No artigo anterior refletimos sobre a imagem da tenda, inspirada no profeta Isaías 42,2. Como carisma, precisamos saber alargar nossa tenda para acolher as interpelações daqueles que são, conosco, companheiros e companheiras de viagem neste processo sinodal. Papa Francisco foi enfático quando disse que ninguém deveria ficar fora da tenda; entenda-se isto não como uma atitude proselitista, mas sim um chamado a participar, ou seja, saber ouvir e escutar, até mesmo aqueles que pensam diferente de nós.
Na primeira etapa do Sínodo, a escuta atenta da diversidade do Povo de Deus proporcionou ver a realidade complexa da Igreja, suas luzes e sombras (Documento de Trabalho da Etapa Continental – DEC, n. 17). Foi a primeira vez que a Igreja abriu a tenda para escutar as opiniões.

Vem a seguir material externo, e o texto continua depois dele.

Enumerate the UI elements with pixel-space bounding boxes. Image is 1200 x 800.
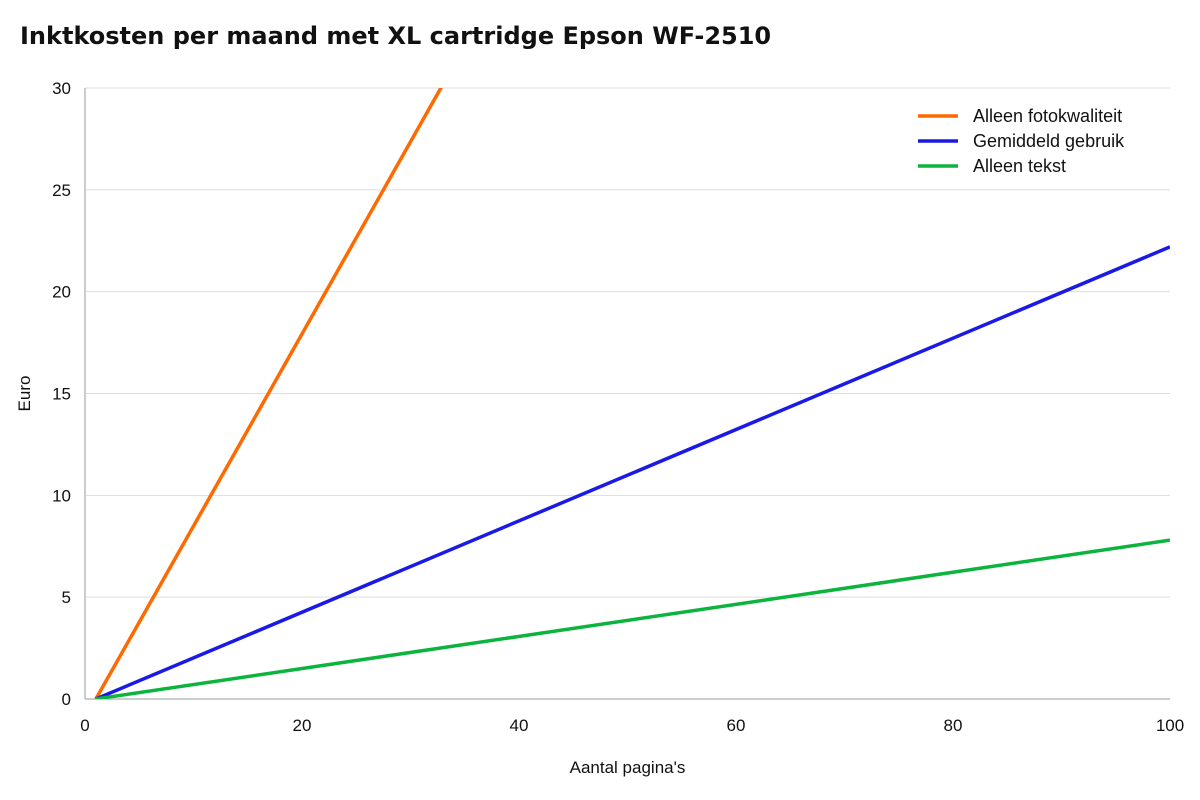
legend-label: Alleen tekst xyxy=(973,156,1066,176)
x-tick-label: 60 xyxy=(727,716,746,735)
series-line-1 xyxy=(95,245,1170,699)
y-tick-label: 25 xyxy=(52,181,71,200)
y-axis-label: Euro xyxy=(15,376,34,412)
y-tick-label: 10 xyxy=(52,486,71,505)
y-tick-label: 30 xyxy=(52,79,71,98)
x-tick-label: 20 xyxy=(293,716,312,735)
legend-label: Alleen fotokwaliteit xyxy=(973,106,1122,126)
y-tick-label: 20 xyxy=(52,283,71,302)
series-line-2 xyxy=(95,538,1170,699)
y-tick-label: 15 xyxy=(52,385,71,404)
x-axis-label: Aantal pagina's xyxy=(570,758,686,777)
y-tick-label: 5 xyxy=(62,588,71,607)
x-tick-label: 0 xyxy=(80,716,89,735)
x-tick-label: 100 xyxy=(1156,716,1184,735)
x-tick-label: 40 xyxy=(510,716,529,735)
legend-label: Gemiddeld gebruik xyxy=(973,131,1125,151)
chart-title: Inktkosten per maand met XL cartridge Ep… xyxy=(20,22,772,50)
series-line-0 xyxy=(94,88,443,699)
y-tick-label: 0 xyxy=(62,690,71,709)
x-tick-label: 80 xyxy=(944,716,963,735)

No entanto, as dificuldades foram muitas. A pandemia, a dificuldade de entender o objetivo e a metodologia da escuta, a pouca capacidade de reunir grupos tão diferentes e congregar forças, a desconfiança no Sínodo, o método de boa parte do clero e a passividade dos cristãos leigos, a falta de liderança de muitos bispos, os escândalos dos abusos sexuais que minaram a vida eclesial, as guerras e os limites de muitas comunidades se encontrarem (DEC, 18-21). Todos esses cenários limitadores forçaram a tenda a se alargar ora para um lado, ora pra outra margem da história e ora para o desafio dos grandes centros e periferias existenciais. Mas, quem são os companheiros de viagem do carisma salesiano?
A ausência da voz das crianças, adolescentes e jovens
No resultado da etapa brasileira, como também universal, é clara a ausência da voz das novas gerações. “É um desafio o afastamento e a dificuldade da aceitação dos jovens nos ambientes eclesiais. Enquanto as lideranças envelhecem, as juventudes não são suficientemente acolhidas” (Conclusão da Síntese do Brasil).

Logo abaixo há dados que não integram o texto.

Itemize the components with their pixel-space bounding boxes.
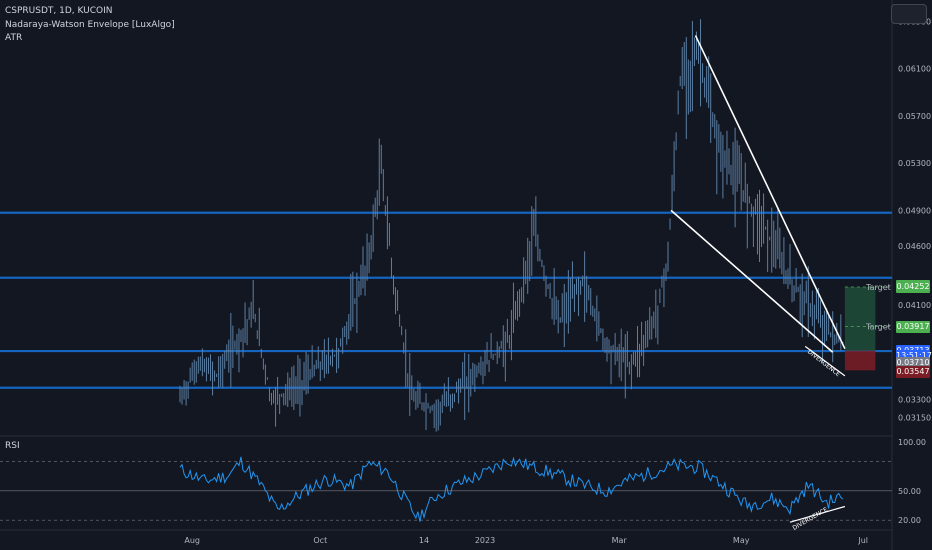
price-tick-label: 0.03300 <box>898 396 931 405</box>
price-tick-label: 0.04600 <box>898 242 931 251</box>
symbol-title[interactable]: CSPRUSDT, 1D, KUCOIN <box>5 6 113 16</box>
price-tick-label: 0.05300 <box>898 159 931 168</box>
time-tick-label: Aug <box>184 536 200 545</box>
price-axis-tag: 0.04252 <box>896 281 930 293</box>
price-tick-label: 0.06100 <box>898 65 931 74</box>
divergence-line <box>804 345 846 377</box>
time-tick-label: Mar <box>612 536 628 545</box>
candles <box>179 19 844 432</box>
rsi-line <box>179 456 844 522</box>
price-tick-label: 0.05700 <box>898 112 931 121</box>
rsi-tick-label: 50.00 <box>898 487 921 496</box>
trendline <box>670 209 834 353</box>
rsi-divergence-line <box>789 505 846 523</box>
time-tick-label: May <box>733 536 750 545</box>
trendline <box>694 35 846 350</box>
rsi-tick-label: 20.00 <box>898 516 921 525</box>
time-tick-label: 14 <box>419 536 429 545</box>
indicator-atr[interactable]: ATR <box>5 33 23 43</box>
price-axis-tag: 0.03917 <box>896 320 930 333</box>
price-tick-label: 0.04900 <box>898 206 931 215</box>
position-target-zone <box>844 287 876 351</box>
toolbar-button[interactable] <box>891 4 927 24</box>
price-axis-tag: 0.03547 <box>896 365 930 378</box>
time-tick-label: Jul <box>857 536 868 545</box>
rsi-tick-label: 100.00 <box>898 438 926 447</box>
time-tick-label: Oct <box>313 536 327 545</box>
indicator-nadaraya-watson[interactable]: Nadaraya-Watson Envelope [LuxAlgo] <box>5 20 175 30</box>
price-tick-label: 0.03150 <box>898 413 931 422</box>
price-tick-label: 0.04100 <box>898 301 931 310</box>
rsi-divergence-label: DIVERGENCE <box>792 506 830 532</box>
target-label: Target <box>865 283 891 292</box>
position-stop-zone <box>844 350 876 371</box>
rsi-panel-label: RSI <box>5 441 20 451</box>
target-label-2: Target <box>865 323 891 332</box>
time-tick-label: 2023 <box>475 536 495 545</box>
divergence-label: DIVERGENCE <box>806 348 841 378</box>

No âmbito universal, constata-se que “foi escassa a presença da voz dos jovens no processo sinodal, assim como na vida da Igreja, de modo crescente” (DEC, 35). Tenha-se em conta esse vazio também em relação às crianças e aos adolescentes. Não há referências concretas à escuta feita a eles e elas. Nossas escolas, nossos oratórios, nossas paróquias parecem não ter dado o devido crédito e espaço na tenda para saber escutar a voz das novas gerações. Ficamos fixos em nossas estacas imóveis e, com lonas rasgadas pelos ventos, temos medo da inovação.
Os instrumentos institucionais na escuta
No Brasil, a grande maioria do Povo de Deus, sobretudo de lideranças leigas, foi atuante na escuta. No entanto, a voz daqueles que não concordam com a Igreja, ou porque são agnósticos, afastados ou indiferentes, ficou bastante evidente (Conclusão da Síntese do Brasil). A síntese universal mostrou que as estruturas hierárquicas autocráticas, a cultura clerical individualista, as disparidades socioculturais e econômicas e a ausência de espaços que favoreçam o encontro foram obstáculos sérios para que a Igreja acolhesse na tenda a diversidade do Povo (DEC, 33).
No caso de nossas presenças salesianas, precisamos considerar se também não fomos capazes de alargar nossa tenda para a escuta, se não mantivemos as cordas fixas ou deixamos que os ventos da distração tirassem o foco da escuta. A CEP, nossos Projetos Comunitários de Vida, nossos grupos de Salesianos Cooperadores, Ex-alunos, ADMA, AJS etc. deram espaço na tenda para a participação?
O grito dos pobres e da terra
Na síntese brasileira passou despercebida a temática ecológica, indígena, dos vulneráveis etc. Em contrapartida, na síntese universal é bastante contundente o interesse em ouvir o grito dos pobres e da terra, o apelo a um renovado ecumenismo e ao diálogo interreligioso (DEC, 45). Fato é, que a Igreja é convocada a um renovado e profético serviço para a construção da paz e da reconciliação (DEC, 46). É muito forte o fenômeno crescente de famílias inerconfessionais e interreligiosoas (DEC, 49); realidade que afeta a boa convivência entre os adolescentes e jovens, sem mencionar a falta de credibilidade da Igreja devido aos crimes de abusos. Precisamos, portanto, saber OUVIR, tema da próxima reflexão.